Ridley Scott serves as executive producer on this horror drama, a fictionalised account of Captain Sir John Franklin’s lost expedition to the Arctic. Frozen and isolated, and with dwindling supplies, the Royal Navy crew quickly struggle not only with the elements, but with each other. Jared Harris, Tobias Menzies and Ciarán Hinds star.
Wednesday 3 March, 9pm, BBC Two

Podcasts

The Sink: A Sleep Aid

This comedy-horror podcast from writer Natasha Hodgson promises to recreate dream scenarios – with the help of voice actors including Alice Lowe and David Elms – in order to help you drift off into the land of nod. The result is an intriguing mix of audio surrealism, ambient sound design and scripted narrative, soothing listeners when silence is not enough.
All episodes available, BBC Sounds

Spectacle: An Unscripted History of Reality TV

Mariah Smith hosts this fascinating podcast dissecting how the past three decades of reality TV have come to shape and inform our culture, from The Real World to Survivor. Smith interviews participants and critics to find out why the television genre has become such a staple.
Weekly, widely available

Reverberate

The latest addition to the Guardian’s podcasts comes in the form of a series unpicking the songs and artists behind historical turning points for cities across the world. Topics already covered have included the campaign to oust a Panamanian dictator with Rick Astley’s music and Shostakovich’s grand symphony for Leningrad.
Weekly, the Guardian

Blacklisted

DJ Fabio Luis, DJ and promoter Shenin Amara, and photographer Dayran host this “unscripted and unvarnished” new podcast exploring the culture around London’s house music scene. Episode one examines the impact of Covid-19 on nightlife, taking a look at the rise of socially distanced events, and tackles the issue of discrimination in clubs.
Fortnightly, Spotify

Poppy Hillstead Has Entered the Chat

As literature begins to articulate our frantic existence online, so do podcasts. Or at least this one does: it sees comic Poppy Hillstead visiting niche chat rooms – VIP Vampires, the Magic Circle – then getting her famous friends, including Rich Fulcher and Kim Noble, to re-enact those interactions.
Weekly, widely available

Film

The United States vs Billie Holiday (15)

(Lee Daniels) 130 mins
From the late 1940s onwards, singer Holiday faced harassment from the Federal Bureau of Narcotics, ostensibly due to her heroin habit but really because she kept performing her brilliant, incendiary song Strange Fruit.

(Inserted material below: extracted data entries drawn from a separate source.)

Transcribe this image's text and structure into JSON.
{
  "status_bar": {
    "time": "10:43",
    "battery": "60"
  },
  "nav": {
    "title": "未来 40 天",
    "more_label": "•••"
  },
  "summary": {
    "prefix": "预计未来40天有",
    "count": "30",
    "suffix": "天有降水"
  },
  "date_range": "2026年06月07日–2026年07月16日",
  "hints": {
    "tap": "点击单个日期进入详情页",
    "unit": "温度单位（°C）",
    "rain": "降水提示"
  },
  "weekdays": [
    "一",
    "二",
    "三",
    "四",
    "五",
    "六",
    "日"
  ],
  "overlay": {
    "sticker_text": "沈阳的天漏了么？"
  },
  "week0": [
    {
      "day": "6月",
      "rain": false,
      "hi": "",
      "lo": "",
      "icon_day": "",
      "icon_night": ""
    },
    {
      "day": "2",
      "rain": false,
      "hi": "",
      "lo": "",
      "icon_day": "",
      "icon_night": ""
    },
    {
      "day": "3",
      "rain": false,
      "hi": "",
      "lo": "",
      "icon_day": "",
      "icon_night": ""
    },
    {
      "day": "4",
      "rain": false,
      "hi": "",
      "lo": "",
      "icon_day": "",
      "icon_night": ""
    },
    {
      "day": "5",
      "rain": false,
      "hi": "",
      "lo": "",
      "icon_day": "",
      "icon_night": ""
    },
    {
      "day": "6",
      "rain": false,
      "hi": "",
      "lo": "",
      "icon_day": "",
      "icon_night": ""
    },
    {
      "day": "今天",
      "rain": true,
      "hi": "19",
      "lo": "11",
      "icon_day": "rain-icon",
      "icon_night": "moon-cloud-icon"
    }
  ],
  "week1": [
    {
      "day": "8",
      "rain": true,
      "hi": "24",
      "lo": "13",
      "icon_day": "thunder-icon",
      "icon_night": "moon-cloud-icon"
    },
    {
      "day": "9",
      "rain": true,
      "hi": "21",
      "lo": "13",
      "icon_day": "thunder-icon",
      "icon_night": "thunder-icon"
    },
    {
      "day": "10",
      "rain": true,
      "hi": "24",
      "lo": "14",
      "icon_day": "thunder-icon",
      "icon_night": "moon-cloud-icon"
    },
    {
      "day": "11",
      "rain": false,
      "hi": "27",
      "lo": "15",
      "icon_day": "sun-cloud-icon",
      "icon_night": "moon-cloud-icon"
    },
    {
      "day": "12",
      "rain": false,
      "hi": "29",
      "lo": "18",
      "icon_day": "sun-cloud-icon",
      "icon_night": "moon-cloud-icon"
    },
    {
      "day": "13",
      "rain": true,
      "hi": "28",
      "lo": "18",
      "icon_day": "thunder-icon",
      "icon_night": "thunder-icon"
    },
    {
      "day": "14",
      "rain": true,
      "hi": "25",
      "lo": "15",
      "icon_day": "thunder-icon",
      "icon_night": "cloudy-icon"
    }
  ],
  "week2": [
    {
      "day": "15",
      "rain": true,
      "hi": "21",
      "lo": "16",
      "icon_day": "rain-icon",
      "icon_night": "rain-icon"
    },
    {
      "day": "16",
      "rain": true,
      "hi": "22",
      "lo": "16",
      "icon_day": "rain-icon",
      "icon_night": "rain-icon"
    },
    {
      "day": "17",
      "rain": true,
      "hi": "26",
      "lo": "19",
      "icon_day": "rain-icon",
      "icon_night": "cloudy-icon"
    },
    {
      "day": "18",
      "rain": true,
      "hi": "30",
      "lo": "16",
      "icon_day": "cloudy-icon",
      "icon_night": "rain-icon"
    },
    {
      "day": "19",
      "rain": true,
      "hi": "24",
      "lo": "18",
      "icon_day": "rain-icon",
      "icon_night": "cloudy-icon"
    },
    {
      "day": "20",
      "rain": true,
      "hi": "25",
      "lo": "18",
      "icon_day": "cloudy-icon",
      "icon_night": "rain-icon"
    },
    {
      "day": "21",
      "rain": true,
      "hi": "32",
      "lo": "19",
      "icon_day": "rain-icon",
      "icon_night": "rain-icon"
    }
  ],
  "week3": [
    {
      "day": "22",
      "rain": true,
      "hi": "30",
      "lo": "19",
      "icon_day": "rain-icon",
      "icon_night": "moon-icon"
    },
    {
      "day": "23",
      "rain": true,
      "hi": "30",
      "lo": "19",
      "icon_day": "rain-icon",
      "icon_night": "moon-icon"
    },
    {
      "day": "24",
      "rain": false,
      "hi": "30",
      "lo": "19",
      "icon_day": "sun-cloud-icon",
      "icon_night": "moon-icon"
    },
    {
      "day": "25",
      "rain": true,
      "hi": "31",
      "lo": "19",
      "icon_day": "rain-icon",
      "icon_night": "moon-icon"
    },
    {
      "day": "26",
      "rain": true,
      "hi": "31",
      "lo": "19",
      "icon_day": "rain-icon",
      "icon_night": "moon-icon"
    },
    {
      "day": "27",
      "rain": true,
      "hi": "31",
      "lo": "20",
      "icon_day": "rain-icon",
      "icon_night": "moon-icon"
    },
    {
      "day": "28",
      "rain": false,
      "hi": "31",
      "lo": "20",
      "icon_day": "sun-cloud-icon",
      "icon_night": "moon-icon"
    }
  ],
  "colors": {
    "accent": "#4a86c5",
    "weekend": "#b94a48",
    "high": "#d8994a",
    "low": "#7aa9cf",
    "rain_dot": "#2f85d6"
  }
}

This absorbing biopic, starring a remarkable Andra Day, tracks her travails as a black federal agent (Trevante Rhodes) finds his loyalties tested.
Sky Cinema

IWOW: I Walk on Water (15)

(Khalik Allah) 199 mins
Film-maker Allah revisits the East Harlem of his 2015 doc Field Niggas for an extended, impressionistic profile of the denizens of its troubled streets. Shot at night on a handheld camera, it focuses mostly on homeless addict Frenchie, but also touches on Allah’s life and vocation.
On digital

The Stylist (TBC)

(Jill Gevargizian) 105 mins
How do you make friends when you’re a serial killer who scalps their victims for trophies? That’s the dilemma facing Najarra Townsend’s socially awkward hairdresser Claire in this sly horror cum indie character study; a job for Olivia (Brea Grant), who’s getting married, offers her a path out of her loneliness.
Arrow, out Monday 1 March

Moxie (TBC)

(Amy Poehler) 111 mins
Shy 16-year-old Vivian (Hadley Robinson) is inspired by her mother (Poehler) to take on the toxic sexist culture at her high school in this young adult drama. She and her friends start an anonymous magazine exposing the situation and stir up a hornets’ nest.
Netflix, out Wednesday 3 March

Billie Eilish: The World’s a Little Blurry (15)

(RJ Cutler) 140 mins
A closeup doc about the talented teenage pop star/voice of a generation. It bags a lot of quality time with her and her family as she records her first album and comes to terms with skyscraping levels of fame.
Apple TV+

Frantz

French genre playboy François Ozon isn’t known for black-and-white period dramas, but this 2016 film is a sombre, finely tuned treasure. Paula Beer plays young German Anna, whose fiance, Frantz, has died in the first world war. When French soldier Adrien (Pierre Niney) turns up claiming to have been the dead man’s friend, Anna is drawn to him. The truth is revealed in epiphanies of colour.